According to the present invention, a hot-rolled stainless steel sheet excellent in scale adhesion can be obtained, so that it can be used for processing with a scale without fear of mold deterioration and dust pollution.
Furthermore, since the scale can be efficiently pickled and removed without performing mechanical scale destruction treatment such as shot blasting, there is no unevenness such as shots even for the hot rolled product required specification omitting the cold rolling step.

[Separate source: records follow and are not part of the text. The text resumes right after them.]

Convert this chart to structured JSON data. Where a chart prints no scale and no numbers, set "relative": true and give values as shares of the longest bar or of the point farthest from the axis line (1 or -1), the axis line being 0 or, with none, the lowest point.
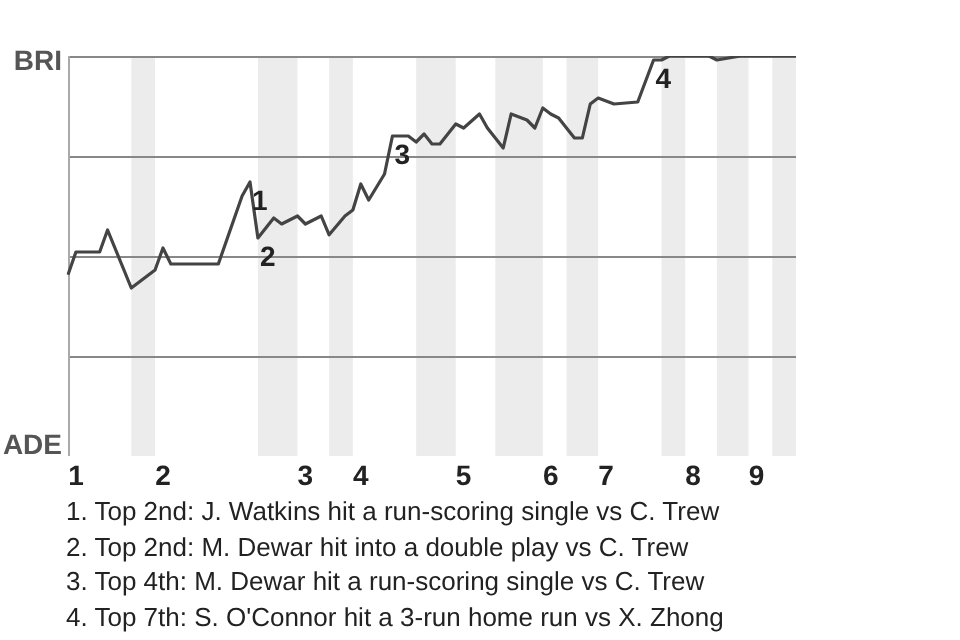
{
  "chart_data": {
    "type": "line",
    "categories": [
      null,
      "1",
      null,
      null,
      null,
      null,
      null,
      null,
      null,
      null,
      null,
      null,
      "2",
      null,
      null,
      null,
      null,
      null,
      null,
      null,
      null,
      null,
      null,
      null,
      null,
      null,
      null,
      null,
      null,
      null,
      "3",
      null,
      null,
      null,
      null,
      null,
      null,
      "4",
      null,
      null,
      null,
      null,
      null,
      null,
      null,
      null,
      null,
      null,
      null,
      null,
      "5",
      null,
      null,
      null,
      null,
      null,
      null,
      null,
      null,
      null,
      null,
      "6",
      null,
      null,
      null,
      null,
      null,
      null,
      "7",
      null,
      null,
      null,
      null,
      null,
      null,
      null,
      null,
      null,
      null,
      "8",
      null,
      null,
      null,
      null,
      null,
      null,
      null,
      "9",
      null,
      null,
      null,
      null,
      null
    ],
    "series": [
      {
        "values": [
          0.453,
          0.51,
          null,
          null,
          0.51,
          0.565,
          null,
          null,
          0.42,
          null,
          null,
          0.465,
          0.52,
          0.48,
          null,
          null,
          null,
          null,
          null,
          0.48,
          null,
          null,
          0.65,
          0.685,
          0.545,
          null,
          0.595,
          0.58,
          null,
          0.6,
          0.58,
          null,
          0.6,
          0.553,
          null,
          0.6,
          0.615,
          0.68,
          0.64,
          null,
          0.705,
          0.8,
          null,
          0.8,
          0.785,
          0.805,
          0.78,
          0.78,
          null,
          0.83,
          0.82,
          null,
          0.855,
          0.82,
          null,
          0.77,
          0.855,
          null,
          0.84,
          0.82,
          0.87,
          0.855,
          0.845,
          null,
          0.795,
          0.795,
          0.88,
          0.895,
          null,
          0.88,
          null,
          null,
          0.885,
          null,
          0.99,
          0.99,
          1,
          null,
          null,
          null,
          null,
          1,
          0.99,
          null,
          null,
          1,
          null,
          null,
          null,
          null,
          null,
          null,
          1
        ],
        "color": "#444444"
      }
    ],
    "relative": true,
    "grid": "y",
    "marker": "none",
    "legend": false,
    "annotations": [
      "BRI",
      "ADE",
      {
        "text": "1",
        "y": 0.685
      },
      {
        "text": "2",
        "y": 0.545
      },
      {
        "text": "3",
        "y": 0.8
      },
      {
        "text": "4",
        "y": 0.99
      },
      "1. Top 2nd: J. Watkins hit a run-scoring single vs C. Trew",
      "2. Top 2nd: M. Dewar hit into a double play vs C. Trew",
      "3. Top 4th: M. Dewar hit a run-scoring single vs C. Trew",
      "4. Top 7th: S. O'Connor hit a 3-run home run vs X. Zhong"
    ]
  }
}
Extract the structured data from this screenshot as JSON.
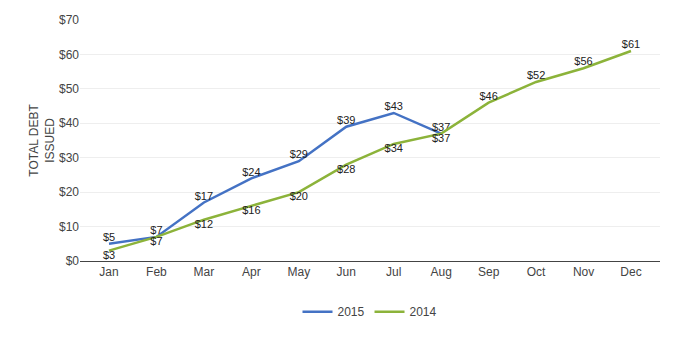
{
  "chart_data": {
    "type": "line",
    "ylabel": "TOTAL DEBT\nISSUED",
    "categories": [
      "Jan",
      "Feb",
      "Mar",
      "Apr",
      "May",
      "Jun",
      "Jul",
      "Aug",
      "Sep",
      "Oct",
      "Nov",
      "Dec"
    ],
    "series": [
      {
        "name": "2015",
        "color": "#4472C4",
        "values": [
          5,
          7,
          17,
          24,
          29,
          39,
          43,
          37,
          null,
          null,
          null,
          null
        ],
        "value_labels": [
          "$5",
          "$7",
          "$17",
          "$24",
          "$29",
          "$39",
          "$43",
          "$37",
          null,
          null,
          null,
          null
        ]
      },
      {
        "name": "2014",
        "color": "#8CB33A",
        "values": [
          3,
          7,
          12,
          16,
          20,
          28,
          34,
          37,
          46,
          52,
          56,
          61
        ],
        "value_labels": [
          "$3",
          "$7",
          "$12",
          "$16",
          "$20",
          "$28",
          "$34",
          "$37",
          "$46",
          "$52",
          "$56",
          "$61"
        ]
      }
    ],
    "ylim": [
      0,
      70
    ],
    "yticks": [
      {
        "value": 0,
        "label": "$0"
      },
      {
        "value": 10,
        "label": "$10"
      },
      {
        "value": 20,
        "label": "$20"
      },
      {
        "value": 30,
        "label": "$30"
      },
      {
        "value": 40,
        "label": "$40"
      },
      {
        "value": 50,
        "label": "$50"
      },
      {
        "value": 60,
        "label": "$60"
      },
      {
        "value": 70,
        "label": "$70"
      }
    ],
    "grid": true,
    "legend": "bottom",
    "data_labels": true
  }
}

A stainless steel plate having good surface properties can be provided.

[Brief description of the drawings]

FIG. 1 is a graph showing a relationship between an expansion ratio and a scale thickness.

FIG. 2 is a graph showing the relationship between the elongation ratio and the thickness of a silicon-containing oxide layer.

FIG. 3 is a graph showing the relationship between the elongation ratio and the amount of scale peeling after processing.

FIG. 4 is a graph showing a relationship between an elongation ratio and pickling properties.

────────────────────────────────────────────────── ─── Continuation of the front page (56) References JP-A-7-204703 (JP, A) (58) Fields investigated (Int. Cl. ⁷ , DB name) B21B 3 / 02,45 / 00

Claims (4)

(57) [Claims] 1. A hot-rolled stainless steel sheet containing 10 wt% or more of Cr and having a surface thickness of 2.5 μm or less. 2. The hot-rolled stainless steel according to claim 1, further comprising 1.0 wt% or less of Si and a thickness of a silicon-containing oxide layer formed at an interface between the scale layer and the base alloy being 0.1 μm or less. steel sheet. 3. A method for producing a hot-rolled stainless steel sheet in which a slab containing Cr of 10% by weight or more is hot-rolled to form a steel strip coil, wherein a hot-rolled stainless steel sheet is formed so that an elongation ratio defined below becomes 150 or more. A method for producing a hot-rolled stainless steel sheet, characterized by rolling. Elongation ratio = (Area of rolled surface of steel strip coil) / (Area of slab rolled surface) 4. The method according to claim 3, wherein said slab further contains 1.0 wt% or less of Si.